Maximize lift with multi-armed bandit optimizations

  • Updated
  • Optimizely Web Experimentation
  • Optimizely Web Personalization
  • Optimizely Feature Experimentation
  • Optimizely Full Stack (Legacy)

Traditional A/B tests and multi-armed bandits (MABs) differ as:

  • Multi-armed bandits do not generate statistical significance.

  • Multi-armed bandits do not use a control or a baseline experience.

Instead of statistical significance, the MAB results page focuses on improvement over equal allocation as its primary summary of your optimization's performance. This article breaks down the key differences between MABs and traditional A/B tests, demonstrates how each approach would perform in an identical situation, and answers some frequently asked questions.

Why MABs do not show statistical significance

With a traditional A/B test, the goal is exploration: collecting data to discover if a variation performs better or worse than the control. This is expressed through the concept of statistical significance.

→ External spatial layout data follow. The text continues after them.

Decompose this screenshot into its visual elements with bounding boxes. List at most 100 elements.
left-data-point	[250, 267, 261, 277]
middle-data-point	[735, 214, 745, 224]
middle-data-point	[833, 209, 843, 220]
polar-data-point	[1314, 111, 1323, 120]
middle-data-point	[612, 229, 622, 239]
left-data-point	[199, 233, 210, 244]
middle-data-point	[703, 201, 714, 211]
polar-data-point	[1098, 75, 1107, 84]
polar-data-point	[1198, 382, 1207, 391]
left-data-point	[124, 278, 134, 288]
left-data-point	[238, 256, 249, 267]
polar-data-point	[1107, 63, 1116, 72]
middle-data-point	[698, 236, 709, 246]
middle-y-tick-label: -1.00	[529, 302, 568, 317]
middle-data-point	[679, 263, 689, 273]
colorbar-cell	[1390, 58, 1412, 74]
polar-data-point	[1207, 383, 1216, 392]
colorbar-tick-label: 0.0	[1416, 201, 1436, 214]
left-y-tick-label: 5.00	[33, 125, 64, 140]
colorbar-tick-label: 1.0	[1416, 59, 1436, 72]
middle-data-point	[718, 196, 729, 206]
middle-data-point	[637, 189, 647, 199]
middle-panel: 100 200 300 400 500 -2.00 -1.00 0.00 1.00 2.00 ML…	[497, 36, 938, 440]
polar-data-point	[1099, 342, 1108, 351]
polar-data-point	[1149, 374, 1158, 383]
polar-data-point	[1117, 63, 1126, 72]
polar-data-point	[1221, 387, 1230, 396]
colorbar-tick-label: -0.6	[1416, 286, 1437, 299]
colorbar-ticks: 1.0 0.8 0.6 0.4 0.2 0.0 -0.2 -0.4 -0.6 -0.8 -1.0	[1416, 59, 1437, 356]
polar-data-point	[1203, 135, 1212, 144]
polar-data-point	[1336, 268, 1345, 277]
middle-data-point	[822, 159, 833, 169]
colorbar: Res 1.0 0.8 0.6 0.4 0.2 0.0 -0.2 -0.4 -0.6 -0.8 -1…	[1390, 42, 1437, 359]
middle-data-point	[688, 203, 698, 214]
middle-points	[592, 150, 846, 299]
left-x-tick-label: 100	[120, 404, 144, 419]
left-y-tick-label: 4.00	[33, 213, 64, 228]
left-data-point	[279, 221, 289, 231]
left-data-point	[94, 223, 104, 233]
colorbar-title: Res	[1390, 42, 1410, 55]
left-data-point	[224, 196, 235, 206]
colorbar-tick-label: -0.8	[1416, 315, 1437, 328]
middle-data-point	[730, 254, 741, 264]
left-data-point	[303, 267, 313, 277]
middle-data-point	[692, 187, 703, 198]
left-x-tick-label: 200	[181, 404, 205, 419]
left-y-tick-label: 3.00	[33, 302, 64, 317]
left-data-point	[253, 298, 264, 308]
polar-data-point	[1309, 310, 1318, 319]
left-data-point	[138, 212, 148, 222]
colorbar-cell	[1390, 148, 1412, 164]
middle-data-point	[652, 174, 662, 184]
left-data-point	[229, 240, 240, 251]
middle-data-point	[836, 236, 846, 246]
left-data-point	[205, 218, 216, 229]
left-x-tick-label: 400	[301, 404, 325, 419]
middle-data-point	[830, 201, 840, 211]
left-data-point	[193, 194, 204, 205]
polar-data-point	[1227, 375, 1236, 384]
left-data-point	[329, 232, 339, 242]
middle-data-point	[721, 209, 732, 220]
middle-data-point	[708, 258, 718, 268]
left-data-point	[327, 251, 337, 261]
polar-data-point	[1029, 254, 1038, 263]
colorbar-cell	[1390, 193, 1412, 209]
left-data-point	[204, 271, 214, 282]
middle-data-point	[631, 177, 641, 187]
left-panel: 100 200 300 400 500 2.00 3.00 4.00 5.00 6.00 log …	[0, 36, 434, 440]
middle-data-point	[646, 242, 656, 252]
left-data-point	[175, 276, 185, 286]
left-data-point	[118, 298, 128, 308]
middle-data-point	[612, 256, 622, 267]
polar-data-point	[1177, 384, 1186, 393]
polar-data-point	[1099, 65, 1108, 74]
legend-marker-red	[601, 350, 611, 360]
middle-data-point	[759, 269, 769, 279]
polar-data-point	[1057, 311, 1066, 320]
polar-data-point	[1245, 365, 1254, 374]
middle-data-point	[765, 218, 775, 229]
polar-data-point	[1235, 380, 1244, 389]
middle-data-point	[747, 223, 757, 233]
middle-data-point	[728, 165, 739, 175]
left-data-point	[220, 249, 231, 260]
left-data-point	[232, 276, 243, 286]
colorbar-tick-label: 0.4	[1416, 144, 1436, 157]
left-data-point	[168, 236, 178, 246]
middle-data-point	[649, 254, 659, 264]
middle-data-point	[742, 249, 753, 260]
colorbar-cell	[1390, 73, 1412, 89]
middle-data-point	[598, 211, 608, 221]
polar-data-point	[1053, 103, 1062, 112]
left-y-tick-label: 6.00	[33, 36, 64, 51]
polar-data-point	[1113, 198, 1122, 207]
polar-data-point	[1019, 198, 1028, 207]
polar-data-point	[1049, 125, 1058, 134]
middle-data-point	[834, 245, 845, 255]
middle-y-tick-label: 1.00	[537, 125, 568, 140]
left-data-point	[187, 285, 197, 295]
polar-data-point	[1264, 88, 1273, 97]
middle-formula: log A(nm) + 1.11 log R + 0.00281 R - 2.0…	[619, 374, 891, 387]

Statistical significance tells you whether a change had the effect you expected. You can use those lessons to make your variations better each time. Fixed traffic allocation strategies are usually the best ways to reduce the time it takes to reach a statistically significant result.

On the other hand, Optimizely Experimentation's MAB algorithms are designed for exploitation: MABs aggressively push traffic to whichever variations are performing best, because the MAB does not consider the reason for that superior performance to be very important.

Since MABs essentially ignore statistical significance, Optimizely Experimentation does too. This is why statistical significance does not appear on the results page for MABs: It avoids confusion about the purpose and meaning of MAB optimizations.

Why MABs do not use a baseline

In a traditional A/B test, statistical significance is calculated relative to the performance of one baseline experience. But MABs do not do this. Instead, MABs continuously make these decisions throughout the experiment’s lifetime. They explicitly evaluate the tradeoffs between all variations at once, instead of continuously comparing performance to baseline experience as a reference. MABs are excellent for validating your optimized variations and confirming whether to deploy a winning variation or stay with the control.

Improvement over original

Improvement over original is an estimate of the gain in total conversions compared to simply delivering all traffic to the original variation.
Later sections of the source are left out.